Thierry Fiorilli

« Au PS, on sauve les meubles, pas les idées »

Thierry Fiorilli Journaliste

Ce dimanche 2 juillet, il était prévu que ce soit « la fête des militants PS », aux Lacs de l’Eau d’Heure. Les scandales bruxellois, survenus après les scandales liégeois, ont changé l’affaire. Personne n’a plus vraiment l’esprit aux réjouissances, parmi les camarades.

Et, à Boussu-lez-Walcourt, le motif officiel de rassemblement est devenu la participation à un  » congrès extraordinaire de modification statutaire sur le décumul des mandats « . Une sorte de fête, d’un autre genre, promise aux élus socialistes. Concrètement, le parti doit trancher : interdiction totale de cumuler des mandats effectifs (bourgmestre/échevin/président de CPAS + député, ), oui ou non ? Tout le monde n’est pas sur la même longueur d’onde. Une frange appelle au non-cumul intégral, et illico. Une autre prône le décumul strictement financier : on peut détenir deux mandats, mais on n’est payé que pour celui de parlementaire. Et les camps s’affrontent farouchement.

Une source de divisions supplémentaires, au sein d’une formation en pleine débandade. Et dont la nature est, une nouvelle fois, davantage d’ordre financier que convictionnel. Ce sont les scandales d’argent public perçu dans des intercommunales, des asbl, des comités de secteurs, etc., avec, chaque fois, les socialistes aux premiers rangs pour la distribution, qui ont poussé les uns à plaider pour le décumul. Et c’est l’argent qui incite les autres à s’accrocher au double mandat mais à rétribution unique : entre un traitement de bourgmestre ou échevin d’une petite commune et celui de député, fédéral ou régional, le calcul est vite fait.
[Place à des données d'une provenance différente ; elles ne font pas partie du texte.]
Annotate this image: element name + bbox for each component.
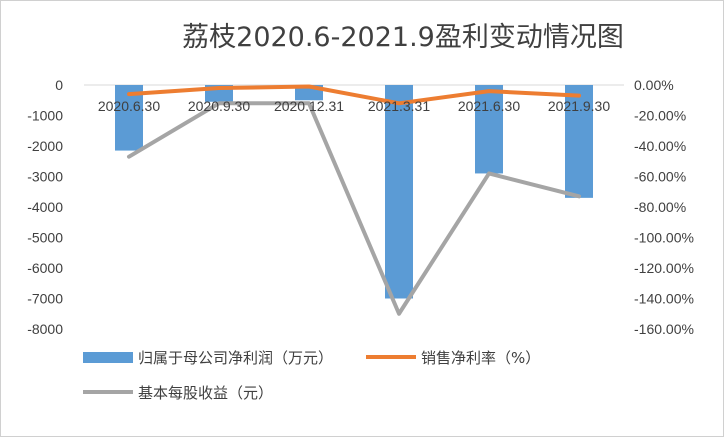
right-axis: 0.00% -20.00% -40.00% -60.00% -80.00% -100.00… xyxy=(634,77,694,337)
series-line xyxy=(127,101,581,316)
right-tick-label: -140.00% xyxy=(634,291,694,307)
right-tick-label: -80.00% xyxy=(634,199,686,215)
left-tick-label: -4000 xyxy=(27,199,63,215)
right-tick-label: 0.00% xyxy=(634,77,674,93)
legend-label: 基本每股收益（元） xyxy=(138,384,273,402)
right-tick-label: -120.00% xyxy=(634,260,694,276)
line-series xyxy=(127,84,581,316)
category-label: 2020.6.30 xyxy=(98,98,160,114)
legend-label: 销售净利率（%） xyxy=(421,349,540,367)
category-label: 2020.9.30 xyxy=(188,98,250,114)
left-tick-label: -5000 xyxy=(27,230,63,246)
left-tick-label: -3000 xyxy=(27,169,63,185)
category-label: 2021.6.30 xyxy=(458,98,520,114)
left-tick-label: -1000 xyxy=(27,108,63,124)
right-tick-label: -160.00% xyxy=(634,321,694,337)
right-tick-label: -100.00% xyxy=(634,230,694,246)
series-line xyxy=(127,84,581,106)
bar xyxy=(475,85,503,174)
legend: 归属于母公司净利润（万元） 销售净利率（%） 基本每股收益（元） xyxy=(83,349,540,402)
category-label: 2020.12.31 xyxy=(274,98,344,114)
legend-swatch xyxy=(83,352,133,363)
bar xyxy=(565,85,593,198)
right-tick-label: -20.00% xyxy=(634,108,686,124)
legend-label: 归属于母公司净利润（万元） xyxy=(138,349,333,367)
left-tick-label: 0 xyxy=(55,77,63,93)
left-tick-label: -2000 xyxy=(27,138,63,154)
category-labels: 2020.6.30 2020.9.30 2020.12.31 2021.3.31 202… xyxy=(98,98,610,114)
category-label: 2021.9.30 xyxy=(548,98,610,114)
chart-title: 荔枝2020.6-2021.9盈利变动情况图 xyxy=(182,22,624,53)
right-tick-label: -60.00% xyxy=(634,169,686,185)
left-axis: 0 -1000 -2000 -3000 -4000 -5000 -6000 -7000 -800… xyxy=(27,77,624,337)
bar xyxy=(385,85,413,299)
left-tick-label: -8000 xyxy=(27,321,63,337)
right-tick-label: -40.00% xyxy=(634,138,686,154)
bar-series xyxy=(115,85,593,299)
left-tick-label: -6000 xyxy=(27,260,63,276)
left-tick-label: -7000 xyxy=(27,291,63,307)
category-label: 2021.3.31 xyxy=(368,98,430,114)
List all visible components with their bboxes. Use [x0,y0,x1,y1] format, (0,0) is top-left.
Dans le contexte général actuel, la victoire des premiers n’évitera pas forcément l’écroulement du PS. Celle des seconds ne ferait que l’accélérer.

L’argent public, les postes de députés, les fauteuils, les habitudes, les coteries sont la glu qui transforme un mouvement politique en syndicat de notables

Parce qu’elle confirmerait qu’aujourd’hui, en Wallonie comme à Bruxelles, beaucoup, beaucoup d’élus du vieux grand parti de gauche mettent en veilleuse, à un moment de leur itinéraire politique, les idéaux qui les ont conduits à s’engager. Sèchement dit : que leur intérêt, personnel, prime. Sur tout le reste : l’égalité, la solidarité, la défense des plus faibles, etc. Et, par ailleurs même en cas de victoire des décumulards intégraux, c’est de ça que le Parti socialiste aura à répondre devant les prochains jugements électoraux : la trahison de ses idées. Le fait de ne pas avoir été à la hauteur de ses discours, sa mission, son histoire.

Exactement ce que reprochait à la droite française, la veille du second tour des législatives, le 17 juin, dans Le Figaro, Renaud Dutreil, ancien ministre de Jacques Chirac devenu l’un des premiers à soutenir Emmanuel Macron. Echantillon :

–  » Restent les intérêts, la vraie glu qui tient ensemble les morceaux épars de la droite française. L’argent public, les postes de députés, les fauteuils, les habitudes, les coteries. Mais cette glu est une bêtise, celle qui transforme un mouvement politique en syndicat de notables. Vous les verrez errer dans les couloirs déserts, étreints par cette seule et terrible angoisse de diva délaissée : et si ma carrière était finie ?  »

–  » Ce dimanche, la droite française sauvera sans doute les meubles. Mais ce ne seront que des meubles, pas des idées, ni des convictions, ni des caractères.  »

On peut remplacer, chaque fois,  » la droite française  » par  » le PS wallon et bruxellois « . En considérant que, l’une comme l’autre, s’est ingénié à organiser méticuleusement sa propre mise à mort. Restent leurs idéaux. Outre-Quiévrain, Macron proclame les avoir rassemblés, ceux de l’une comme ceux de l’autre, dans son mouvement. Qui reprendra, chez nous, ceux de ce parti qui devait faire la fête aux militants, ce 2 juillet, aux Lacs de l’Eau d’Heure ? Et qui pourrait, en fait, s’y suicider.